The Purchasing Managers’ Index (PMI) fell to 48.0 in March from 48.9 in February, marking the fourth consecutive monthly decline and its lowest level since April 2024. The reading remains below the 50.0 mark, which separates expansion from contraction, although it is close to the long-term average of 48.2.
The downturn was largely driven by declines in output and new orders, both of which dropped to their weakest levels in almost two years. Businesses linked the slowdown to ongoing regional tensions, which have pushed up costs and reduced client demand.
Input prices rose sharply during the month, recording one of the fastest increases in the past 18 months. Firms pointed to higher fuel prices and broader commodity cost pressures, alongside the impact of a stronger US dollar.
In response, companies raised their selling prices at the quickest pace in ten months, though the increase remained moderate.
Business sentiment also weakened.

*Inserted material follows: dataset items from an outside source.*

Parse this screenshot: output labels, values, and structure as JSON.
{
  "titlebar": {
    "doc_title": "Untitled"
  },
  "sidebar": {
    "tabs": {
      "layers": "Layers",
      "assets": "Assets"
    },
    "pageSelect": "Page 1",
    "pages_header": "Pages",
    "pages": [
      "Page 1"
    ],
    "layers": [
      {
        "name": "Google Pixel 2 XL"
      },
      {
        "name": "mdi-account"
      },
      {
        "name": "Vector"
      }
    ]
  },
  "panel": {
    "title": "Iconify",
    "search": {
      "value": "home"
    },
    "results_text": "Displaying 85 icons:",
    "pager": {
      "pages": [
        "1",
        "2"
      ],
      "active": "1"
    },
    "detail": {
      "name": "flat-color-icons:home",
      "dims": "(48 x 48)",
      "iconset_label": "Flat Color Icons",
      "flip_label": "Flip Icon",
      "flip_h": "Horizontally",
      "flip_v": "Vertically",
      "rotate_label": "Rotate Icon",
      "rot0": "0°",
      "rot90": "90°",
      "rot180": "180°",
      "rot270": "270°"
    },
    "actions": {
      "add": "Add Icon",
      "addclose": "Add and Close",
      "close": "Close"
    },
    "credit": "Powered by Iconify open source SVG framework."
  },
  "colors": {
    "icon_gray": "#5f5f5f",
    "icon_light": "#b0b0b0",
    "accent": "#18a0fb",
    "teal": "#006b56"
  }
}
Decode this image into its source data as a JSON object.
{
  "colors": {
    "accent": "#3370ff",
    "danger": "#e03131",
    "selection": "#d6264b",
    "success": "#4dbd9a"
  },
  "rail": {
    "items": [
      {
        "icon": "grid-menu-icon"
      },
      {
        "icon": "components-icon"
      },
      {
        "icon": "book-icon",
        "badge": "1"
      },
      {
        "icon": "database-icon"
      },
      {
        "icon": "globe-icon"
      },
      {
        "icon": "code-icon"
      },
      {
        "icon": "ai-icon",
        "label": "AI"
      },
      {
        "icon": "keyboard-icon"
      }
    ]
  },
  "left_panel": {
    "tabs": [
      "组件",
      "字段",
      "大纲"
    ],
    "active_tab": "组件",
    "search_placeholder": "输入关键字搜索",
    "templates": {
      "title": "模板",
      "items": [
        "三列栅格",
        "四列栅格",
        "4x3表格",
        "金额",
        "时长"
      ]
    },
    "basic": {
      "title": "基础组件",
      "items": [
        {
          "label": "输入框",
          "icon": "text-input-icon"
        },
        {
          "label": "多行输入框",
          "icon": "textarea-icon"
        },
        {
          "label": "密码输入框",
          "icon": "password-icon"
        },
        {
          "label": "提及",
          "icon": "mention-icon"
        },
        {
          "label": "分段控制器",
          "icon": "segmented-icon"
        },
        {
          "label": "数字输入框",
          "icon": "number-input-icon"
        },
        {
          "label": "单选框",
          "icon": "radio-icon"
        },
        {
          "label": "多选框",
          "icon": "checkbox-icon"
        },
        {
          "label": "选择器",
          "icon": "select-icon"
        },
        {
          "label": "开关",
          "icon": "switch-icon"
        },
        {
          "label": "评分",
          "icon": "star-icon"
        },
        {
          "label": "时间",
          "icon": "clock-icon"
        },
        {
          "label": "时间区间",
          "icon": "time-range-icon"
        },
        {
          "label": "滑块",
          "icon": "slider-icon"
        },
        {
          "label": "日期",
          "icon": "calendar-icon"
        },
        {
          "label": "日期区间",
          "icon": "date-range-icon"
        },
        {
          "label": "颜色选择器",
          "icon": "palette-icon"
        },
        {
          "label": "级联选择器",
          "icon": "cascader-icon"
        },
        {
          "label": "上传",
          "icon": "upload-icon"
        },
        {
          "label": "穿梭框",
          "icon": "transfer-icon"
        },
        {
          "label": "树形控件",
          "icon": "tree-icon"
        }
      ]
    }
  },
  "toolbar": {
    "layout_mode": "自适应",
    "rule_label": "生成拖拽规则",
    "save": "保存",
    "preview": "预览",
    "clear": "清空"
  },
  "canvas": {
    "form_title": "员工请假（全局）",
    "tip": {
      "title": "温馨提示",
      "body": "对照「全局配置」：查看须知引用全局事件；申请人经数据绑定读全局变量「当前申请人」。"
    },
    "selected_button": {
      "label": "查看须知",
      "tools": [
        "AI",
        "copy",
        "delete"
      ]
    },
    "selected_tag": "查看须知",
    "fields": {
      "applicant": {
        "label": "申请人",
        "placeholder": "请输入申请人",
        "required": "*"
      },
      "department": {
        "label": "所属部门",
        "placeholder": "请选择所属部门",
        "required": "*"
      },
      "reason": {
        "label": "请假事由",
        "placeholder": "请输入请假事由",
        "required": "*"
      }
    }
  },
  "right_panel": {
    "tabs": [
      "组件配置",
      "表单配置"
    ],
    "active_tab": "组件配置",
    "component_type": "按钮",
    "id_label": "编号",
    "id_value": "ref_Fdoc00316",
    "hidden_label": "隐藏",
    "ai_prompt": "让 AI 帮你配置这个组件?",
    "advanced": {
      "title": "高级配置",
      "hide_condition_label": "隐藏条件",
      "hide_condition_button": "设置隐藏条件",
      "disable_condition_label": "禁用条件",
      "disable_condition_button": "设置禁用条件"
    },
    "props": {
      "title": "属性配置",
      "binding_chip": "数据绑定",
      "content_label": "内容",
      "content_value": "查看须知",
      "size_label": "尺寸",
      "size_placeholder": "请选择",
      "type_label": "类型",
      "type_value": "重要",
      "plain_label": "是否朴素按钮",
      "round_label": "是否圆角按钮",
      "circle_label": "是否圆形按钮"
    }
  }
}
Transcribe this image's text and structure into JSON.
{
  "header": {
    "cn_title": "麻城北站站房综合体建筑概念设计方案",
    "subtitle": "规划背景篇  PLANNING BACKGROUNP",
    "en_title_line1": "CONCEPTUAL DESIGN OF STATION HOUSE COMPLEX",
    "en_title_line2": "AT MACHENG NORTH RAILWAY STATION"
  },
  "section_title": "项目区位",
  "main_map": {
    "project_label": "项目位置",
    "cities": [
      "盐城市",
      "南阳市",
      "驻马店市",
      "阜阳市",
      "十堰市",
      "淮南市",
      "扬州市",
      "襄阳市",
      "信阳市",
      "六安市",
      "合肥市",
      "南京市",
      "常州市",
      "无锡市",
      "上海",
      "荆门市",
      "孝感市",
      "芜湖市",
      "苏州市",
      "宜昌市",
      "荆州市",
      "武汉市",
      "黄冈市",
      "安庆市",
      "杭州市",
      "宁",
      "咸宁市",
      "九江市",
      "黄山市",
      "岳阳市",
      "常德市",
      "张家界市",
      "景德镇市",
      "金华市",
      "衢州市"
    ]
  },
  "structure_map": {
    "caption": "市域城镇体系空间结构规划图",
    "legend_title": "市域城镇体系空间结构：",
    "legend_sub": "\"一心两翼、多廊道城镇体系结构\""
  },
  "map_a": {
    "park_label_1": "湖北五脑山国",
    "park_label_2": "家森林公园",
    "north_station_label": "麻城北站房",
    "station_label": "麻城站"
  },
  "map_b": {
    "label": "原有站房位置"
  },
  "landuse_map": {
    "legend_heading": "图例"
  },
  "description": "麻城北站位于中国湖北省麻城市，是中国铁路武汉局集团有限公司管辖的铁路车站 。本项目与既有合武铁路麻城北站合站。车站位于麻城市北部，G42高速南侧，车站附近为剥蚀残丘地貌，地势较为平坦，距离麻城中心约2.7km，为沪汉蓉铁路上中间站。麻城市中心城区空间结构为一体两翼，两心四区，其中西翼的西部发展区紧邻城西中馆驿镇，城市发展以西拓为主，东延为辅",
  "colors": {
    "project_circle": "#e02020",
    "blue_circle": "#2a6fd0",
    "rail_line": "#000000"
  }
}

For the first time on record, expectations for the year ahead slipped into negative territory, reflecting growing uncertainty tied to the conflict. However, the level of pessimism was described as relatively mild.
Despite the contraction in private sector activity, underlying economic indicators suggest some resilience. According to S&P Global Market Intelligence, the latest PMI reading is still consistent with annual GDP growth of around 4.3%, indicating that broader economic momentum remains intact.